Is the Intel-Altera merger a good deal?
Keywords:merger? acquisition? x86? power management?
Media reports have confirmed that Intel will buy Altera Corporation for $16.7 billion or $54 per share. This is Intel's largest purchase to date, which also happens to follow recent mergers in a consolidating semiconductor industry.
Last week, Avago announced that it would acquire Broadcom for $37 billion. Other mergers also include NXP and Freescale, Cypress Semiconductor and Spansion, Lattice Semiconductor and Silicon Image, Qualcomm and CSR, Infineon and International Rectifier, and many more.
As part of the merger, Altera will become an Intel business unit that will facilitate continuity of existing and new customer sales and support, according to a press release. The latter will also continue to support and develop Altera's ARM-based and power management product lines.
Intel plans to hit a 7 per cent compound annual growth rate with the merger, but some analysts are questioning how the x86 giant could achieve this. In an EE Times report, Rick Merritt noted one market analyst who said privately that the math of the deal's financials "doesn't make sense to me." Another one suggested Intel might have fared better by using the same money to buy back its own stock.
"We view the acquisition of Altera as a good strategic asset for Intel, albeit at a very high price," said Ross Seymore, analyst for Deutsche Bank." By our math, the deal appears ~3 per cent accretive in 2016... The accretion is meaningfully less than if Intel had used the same amount to repurchase its shares (~10 per cent accretion)," he wrote in a report.
"We thought Broadcom was a better acquisitionthat would have given them additional capabilities," said Hansel Jones, principal of International Business Strategies, Inc., adding that the $16.7 billion price tag for Altera was "a rich price to pay."
"Now Intel has the challenge of getting the value out of Altera ... [but] Intel won't be able to make significant cuts and increase gross margins because Altera is well managed," he added.

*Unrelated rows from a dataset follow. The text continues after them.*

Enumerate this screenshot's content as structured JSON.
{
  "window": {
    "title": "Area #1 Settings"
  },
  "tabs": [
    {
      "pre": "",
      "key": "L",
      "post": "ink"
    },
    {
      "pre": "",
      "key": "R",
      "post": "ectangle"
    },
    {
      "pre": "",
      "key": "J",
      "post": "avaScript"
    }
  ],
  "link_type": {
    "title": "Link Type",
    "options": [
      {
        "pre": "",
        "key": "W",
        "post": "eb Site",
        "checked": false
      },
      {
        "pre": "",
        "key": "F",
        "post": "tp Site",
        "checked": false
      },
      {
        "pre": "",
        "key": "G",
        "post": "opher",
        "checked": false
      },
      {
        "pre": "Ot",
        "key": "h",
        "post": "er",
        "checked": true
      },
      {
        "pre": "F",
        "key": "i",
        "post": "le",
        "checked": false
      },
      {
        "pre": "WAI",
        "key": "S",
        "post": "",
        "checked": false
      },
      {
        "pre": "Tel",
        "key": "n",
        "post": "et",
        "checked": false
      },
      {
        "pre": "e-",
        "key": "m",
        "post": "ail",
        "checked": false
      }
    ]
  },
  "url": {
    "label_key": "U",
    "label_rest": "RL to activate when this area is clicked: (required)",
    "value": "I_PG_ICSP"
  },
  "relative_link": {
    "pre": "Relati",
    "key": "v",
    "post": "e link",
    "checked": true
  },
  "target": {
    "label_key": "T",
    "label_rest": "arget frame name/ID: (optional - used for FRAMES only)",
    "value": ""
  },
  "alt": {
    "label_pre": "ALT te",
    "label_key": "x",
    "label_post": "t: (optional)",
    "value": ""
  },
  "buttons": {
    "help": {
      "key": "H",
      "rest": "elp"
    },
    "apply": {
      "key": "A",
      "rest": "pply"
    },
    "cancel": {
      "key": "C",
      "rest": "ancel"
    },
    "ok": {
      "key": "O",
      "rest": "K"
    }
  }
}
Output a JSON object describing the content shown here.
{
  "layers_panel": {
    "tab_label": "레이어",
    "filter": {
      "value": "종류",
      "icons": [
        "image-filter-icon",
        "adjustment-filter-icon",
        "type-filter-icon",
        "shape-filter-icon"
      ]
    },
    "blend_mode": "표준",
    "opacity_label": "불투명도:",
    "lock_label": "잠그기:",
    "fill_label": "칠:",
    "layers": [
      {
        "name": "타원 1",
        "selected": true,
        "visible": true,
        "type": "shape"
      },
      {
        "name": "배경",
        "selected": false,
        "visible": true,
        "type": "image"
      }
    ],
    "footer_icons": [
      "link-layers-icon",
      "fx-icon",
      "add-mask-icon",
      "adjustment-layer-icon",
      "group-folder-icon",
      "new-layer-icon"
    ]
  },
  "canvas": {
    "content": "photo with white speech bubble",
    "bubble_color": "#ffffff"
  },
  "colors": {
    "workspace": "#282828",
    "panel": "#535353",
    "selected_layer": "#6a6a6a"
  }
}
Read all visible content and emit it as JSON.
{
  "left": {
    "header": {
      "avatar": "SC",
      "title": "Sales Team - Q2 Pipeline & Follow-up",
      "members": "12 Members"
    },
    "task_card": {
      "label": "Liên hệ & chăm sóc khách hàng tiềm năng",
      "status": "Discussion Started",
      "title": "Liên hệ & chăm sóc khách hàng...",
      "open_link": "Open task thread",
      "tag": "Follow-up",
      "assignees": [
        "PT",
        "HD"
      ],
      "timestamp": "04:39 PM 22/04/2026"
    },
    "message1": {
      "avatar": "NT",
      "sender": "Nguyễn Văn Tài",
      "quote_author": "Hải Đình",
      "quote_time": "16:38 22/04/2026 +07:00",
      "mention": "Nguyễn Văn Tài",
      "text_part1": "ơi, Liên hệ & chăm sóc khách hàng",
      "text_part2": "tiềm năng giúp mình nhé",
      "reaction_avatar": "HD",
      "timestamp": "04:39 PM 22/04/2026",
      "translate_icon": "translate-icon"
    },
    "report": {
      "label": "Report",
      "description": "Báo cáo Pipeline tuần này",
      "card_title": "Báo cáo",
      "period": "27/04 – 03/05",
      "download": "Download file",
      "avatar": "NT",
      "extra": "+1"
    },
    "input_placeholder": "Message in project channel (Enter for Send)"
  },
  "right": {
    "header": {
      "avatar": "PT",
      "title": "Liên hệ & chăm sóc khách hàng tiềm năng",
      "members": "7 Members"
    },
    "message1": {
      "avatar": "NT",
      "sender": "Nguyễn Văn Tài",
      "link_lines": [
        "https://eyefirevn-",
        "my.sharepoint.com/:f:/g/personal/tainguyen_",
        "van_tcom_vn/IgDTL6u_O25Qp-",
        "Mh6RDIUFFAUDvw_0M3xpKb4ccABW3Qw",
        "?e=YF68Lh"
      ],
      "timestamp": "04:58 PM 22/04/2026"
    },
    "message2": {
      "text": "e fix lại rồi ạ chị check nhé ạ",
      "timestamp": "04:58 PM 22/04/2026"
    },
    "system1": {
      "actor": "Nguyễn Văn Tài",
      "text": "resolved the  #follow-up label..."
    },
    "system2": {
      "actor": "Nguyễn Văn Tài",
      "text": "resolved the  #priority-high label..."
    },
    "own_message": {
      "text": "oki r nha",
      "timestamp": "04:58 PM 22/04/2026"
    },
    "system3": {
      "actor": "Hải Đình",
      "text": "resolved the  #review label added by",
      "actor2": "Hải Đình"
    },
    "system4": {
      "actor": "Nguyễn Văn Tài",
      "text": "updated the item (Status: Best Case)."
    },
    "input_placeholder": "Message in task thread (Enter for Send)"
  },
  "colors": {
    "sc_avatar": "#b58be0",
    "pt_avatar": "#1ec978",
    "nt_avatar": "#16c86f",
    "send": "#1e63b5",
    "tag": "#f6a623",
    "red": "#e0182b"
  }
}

According to IHS Technology, Intel is the largest supplier of microprocessors (MPUs) in the world, with overall semiconductor revenues nearing $50 billion in 2014 and MPUs comprising 80 per cent of that revenue. While not as large as Intel, with $2 billion in 2014 revenues, Altera is the second-largest supplier of programmable logic devices (PLDs) and system-on-chip (SoC) field programmable gate arrays (FPGAs).